Por KRANEAR
En la nota “VIDA DE COUNTRY, RETÓRICA DE BARRICADA. APUNTES SOBRE LA CASTA MILITANTE DE LA “DÉCADA GANADA”, publicada en Revista Panamá el 10 de enero pasado, el autor Bruno Carpinetti nos señala una contradicción que, según su análisis, tomó cuerpo en la dirigencia política durante lo que se conoce como la década ganada: la distancia sostenida entre lo que se dice y la forma en que se vive.
Una nota incómoda, con aspectos atendibles, pero que una relectura permite notar la ausencia de algunas dimensiones sobre el planteo.
¿Estamos hablando sólo de la década ganada? ¿Por qué? ¿Cuál es la estatalidad que se cons(des)truye durante los gobiernos de Mauricio Macri y Alberto Fernández? ¿Cómo no entra a jugar en este análisis el rol de la pandemia y su vínculo con el estado? ¿Estamos hablando de la dirigencia política o de la militancia? ¿Y de qué dirigencia y qué militancia? ¿Se refieren al Movimiento Evita haciéndose cargo de gran parte de la gestión del Ministerio de Desarrollo Social? ¿Es parte de ese análisis Horacio González como director de la biblioteca nacional? ¿Cualquier organización? ¿Habla de las organizaciones provenientes de la juventud? ¿O será quizás el autor está eligiendo omitir que habla de La Cámpora?
Vamos a poner las cartas sobre la mesa y dejar de hacer análisis sesudos con eufemismos que insisten en solapar lo que en realidad quisieran gritar. Hay un encono con La Cámpora, por momentos absurdo y ridículo, pero muy extendido sobre todo en los nichos de twitter, de los streamings, de quienes creen entender a la real polítik, o también de quienes se adjudican ser los portadores de un espíritu crítico, algo que a La Cámpora supuestamente le faltaria, porque el pibe bandera, porque la jefa, porque la orga, porque Máximo.
Pero no conocen a la organización, no se toman el trabajo de hablar con sus militantes, de escucharlos, de quizás permitirse dudar de algunos juicios tan monolíticos forjados en acero que tienen.
“¿Y dónde están los pibes de La Cámpora?” es el nuevo “y dónde están las feministas?”. Un letargo sostenido con animosidad muchas veces por argumentos vacíos y sin referencia.
¿Qué significa militar? Durante muchos años, y tal como el autor de la nota en cuestión apunta, la militancia era el ejercicio del sacrificio, de la abnegación, una lógica sacrificial que subyace y contiene esa pulsión de dar la vida por una causa.
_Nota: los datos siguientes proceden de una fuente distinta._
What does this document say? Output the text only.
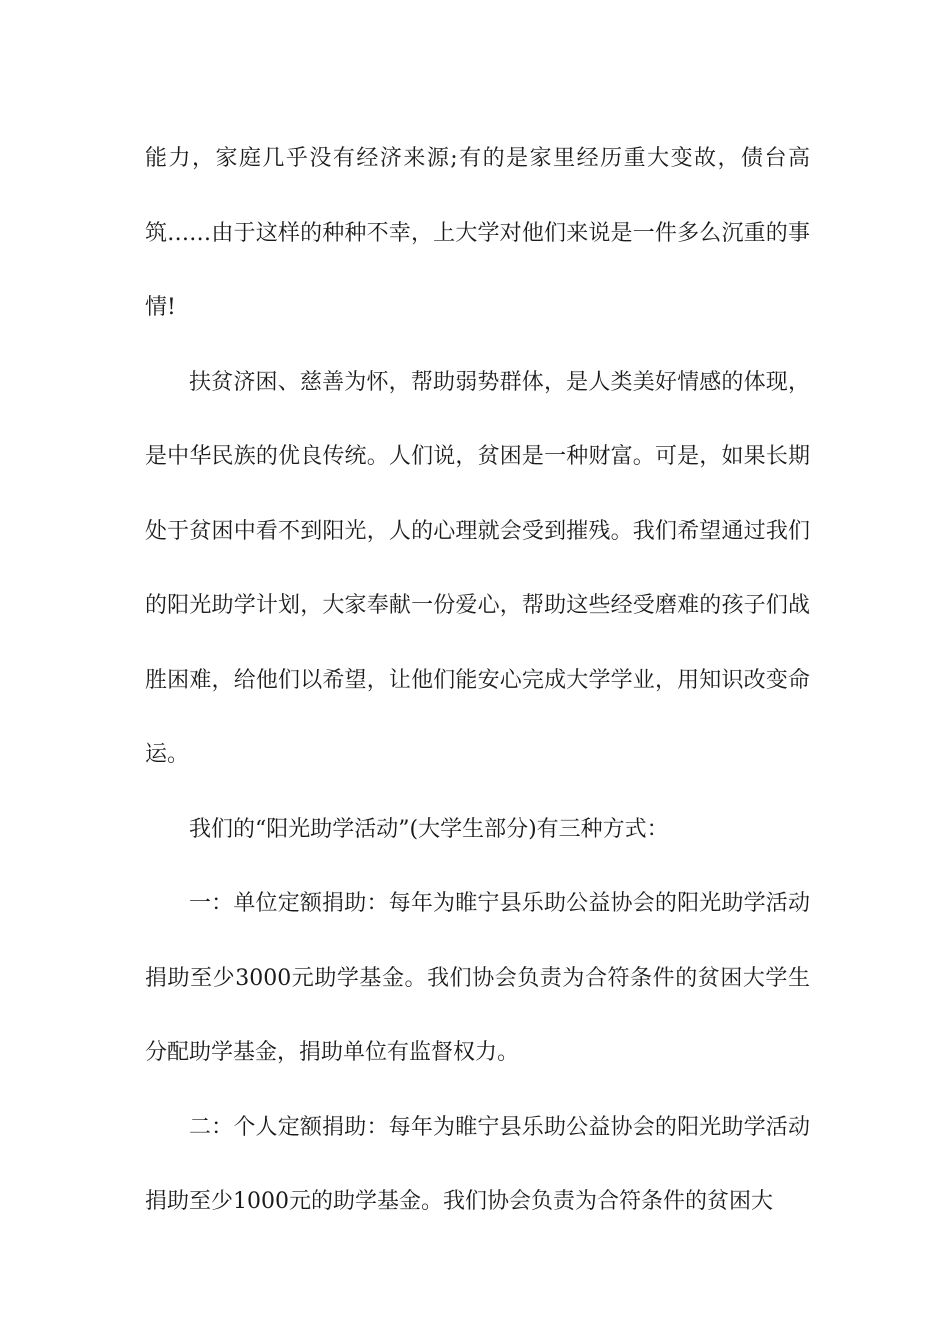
能力，家庭几乎没有经济来源;有的是家里经历重大变故，债台高筑……由于这样的种种不幸，上大学对他们来说是一件多么沉重的事情!

扶贫济困、慈善为怀，帮助弱势群体，是人类美好情感的体现，是中华民族的优良传统。人们说，贫困是一种财富。可是，如果长期处于贫困中看不到阳光，人的心理就会受到摧残。我们希望通过我们的阳光助学计划，大家奉献一份爱心，帮助这些经受磨难的孩子们战胜困难，给他们以希望，让他们能安心完成大学学业，用知识改变命运。

我们的“阳光助学活动”(大学生部分)有三种方式：

一：单位定额捐助：每年为睢宁县乐助公益协会的阳光助学活动捐助至少3000元助学基金。我们协会负责为合符条件的贫困大学生分配助学基金，捐助单位有监督权力。

二：个人定额捐助：每年为睢宁县乐助公益协会的阳光助学活动捐助至少1000元的助学基金。我们协会负责为合符条件的贫困大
Una narración hecha en función de parámetros éticos y morales, un deber ser tan gigantes como la clásica iconografía peronista de los dorados 40. Pero también como una forma de dar amor.
“Para una generación que se politizó en la resistencia al neoliberalismo de los años noventa, el estallido de diciembre de 2001 no fue solo un evento histórico: fue una experiencia formativa decisiva. Asambleas barriales, piquetes, horizontalidad, desconfianza radical hacia la política profesional. La militancia, entonces, no prometía carrera ni estabilidad; prometía desgaste, exposición y precariedad compartida.”, dice el autor. Pero, ¿queremos quedarnos ahí? ¿Elegimos la resistencia? ¿La precariedad? ¿El riesgo?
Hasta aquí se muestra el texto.